7. Plaats de kap weer op het optische schietlood
door de groeven in de kap in de groeven van het
optische schietlood te schuiven.
35.6 Constante toegevoegde afstand
De constante voor de toegevoegde afstand K van de iM wordt vóór aflevering op 0 gesteld. Hoewel het bijna
nooit afwijkt, gebruikt u een nulmeting met een bekende afstandsprecisie om te controleren of de constante
van de toegevoegde afstand nagenoeg 0 is. U doet dit diverse keren per jaar en wanneer de waarden die het
instrument meet, met een vaste hoeveelheid begint af te wijken. U voert deze controles als volgt uit.

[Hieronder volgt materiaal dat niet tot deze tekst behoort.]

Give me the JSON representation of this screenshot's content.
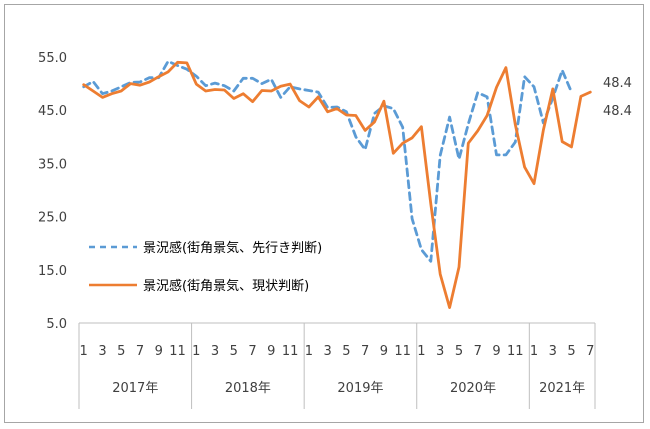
{
  "chart_data": {
    "type": "line",
    "title": "",
    "xlabel": "",
    "ylabel": "",
    "ylim": [
      5.0,
      55.0
    ],
    "yticks": [
      "5.0",
      "15.0",
      "25.0",
      "35.0",
      "45.0",
      "55.0"
    ],
    "grid": false,
    "legend_position": "lower-left",
    "x_month_labels": [
      "1",
      "3",
      "5",
      "7",
      "9",
      "11",
      "1",
      "3",
      "5",
      "7",
      "9",
      "11",
      "1",
      "3",
      "5",
      "7",
      "9",
      "11",
      "1",
      "3",
      "5",
      "7",
      "9",
      "11",
      "1",
      "3",
      "5",
      "7"
    ],
    "x_month_label_values": [
      1,
      3,
      5,
      7,
      9,
      11,
      13,
      15,
      17,
      19,
      21,
      23,
      25,
      27,
      29,
      31,
      33,
      35,
      37,
      39,
      41,
      43,
      45,
      47,
      49,
      51,
      53,
      55
    ],
    "year_labels": [
      "2017年",
      "2018年",
      "2019年",
      "2020年",
      "2021年"
    ],
    "year_spans": [
      [
        1,
        12
      ],
      [
        13,
        24
      ],
      [
        25,
        36
      ],
      [
        37,
        48
      ],
      [
        49,
        55
      ]
    ],
    "series": [
      {
        "name": "景況感(街角景気、先行き判断)",
        "color": "#5b9bd5",
        "dash": true,
        "values": [
          49.4,
          50.4,
          48.1,
          48.6,
          49.4,
          50.2,
          50.3,
          51.1,
          51.1,
          54.2,
          53.4,
          52.7,
          51.4,
          49.6,
          50.1,
          49.6,
          48.6,
          51.0,
          51.0,
          50.0,
          50.8,
          47.4,
          49.4,
          49.0,
          48.7,
          48.4,
          45.5,
          45.6,
          44.7,
          40.0,
          37.6,
          44.4,
          45.8,
          45.3,
          41.8,
          24.6,
          18.8,
          16.6,
          36.5,
          43.7,
          35.8,
          42.4,
          48.3,
          47.5,
          36.6,
          36.6,
          39.0,
          51.3,
          49.4,
          42.6,
          47.3,
          52.5,
          48.4
        ],
        "end_label": "48.4"
      },
      {
        "name": "景況感(街角景気、現状判断)",
        "color": "#ed7d31",
        "dash": false,
        "values": [
          49.8,
          48.6,
          47.4,
          48.1,
          48.6,
          50.0,
          49.7,
          50.3,
          51.3,
          52.2,
          54.0,
          53.9,
          49.9,
          48.6,
          48.9,
          48.8,
          47.2,
          48.1,
          46.6,
          48.7,
          48.6,
          49.5,
          49.9,
          46.8,
          45.6,
          47.5,
          44.7,
          45.3,
          44.1,
          44.0,
          41.2,
          42.8,
          46.7,
          36.9,
          38.8,
          39.8,
          41.9,
          27.4,
          14.2,
          7.9,
          15.5,
          38.8,
          41.1,
          44.0,
          49.3,
          53.0,
          42.3,
          34.3,
          31.2,
          41.3,
          49.0,
          39.1,
          38.1,
          47.6,
          48.4
        ],
        "end_label": "48.4"
      }
    ]
  }
}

• Fouten in het opstellen van het instrument en het reflecterende prisma of in het in vizier brengen van het doel,
hebben effect op de constante van de toegevoegde waarde. Ga uiterst voorzichtig te werk om zulke fouten
te voorkomen bij het uitvoeren van deze procedures.
• Zorg dat de instrumenthoogte en de doelhoogte gelijk zijn in de opstelling. Als er geen vlak oppervlak
beschikbaar is, gebruikt u een automatische waterpas om te verzekeren dat de hoogten gelijk zijn.
PROCEDURE Controleren
1. Zoek een vlak stuk grond op waar twee punten 100 m apart
geselecteerd kunnen worden.
Stel het instrument op punt A op en het reflecterende prisma
op punt B. Bepaal punt C in het midden tussen punt A en
punt B.
2. Meet nauwkeurig de afstand tussen punt A en punt B
10 keer en bereken de gemiddelde waarde.
3. Plaats de iM op punt C precies in het midden tussen punt A
en punt B en stel het reflecterende prisma op punt A op.
4. Meet nauwkeurig de horizontale afstanden CA en CB elk
10 keer en bereken de gemiddelde waarde van elke
afstand.
5. Bereken de constante van de toegevoegde afstand K
als volgt.
K = AB - (CA+CB)
6. Herhaal stap 1 tot en met 5 twee tot drie keer.
Als de constante voor de toegevoegde afstand K ook maar
één enkele keer binnen ±3 mm ligt, hoeft er niet opnieuw
te worden afgesteld.
Als het altijd buiten dit bereik ligt, moet een van onze
medewerkers het instrument opnieuw afstellen.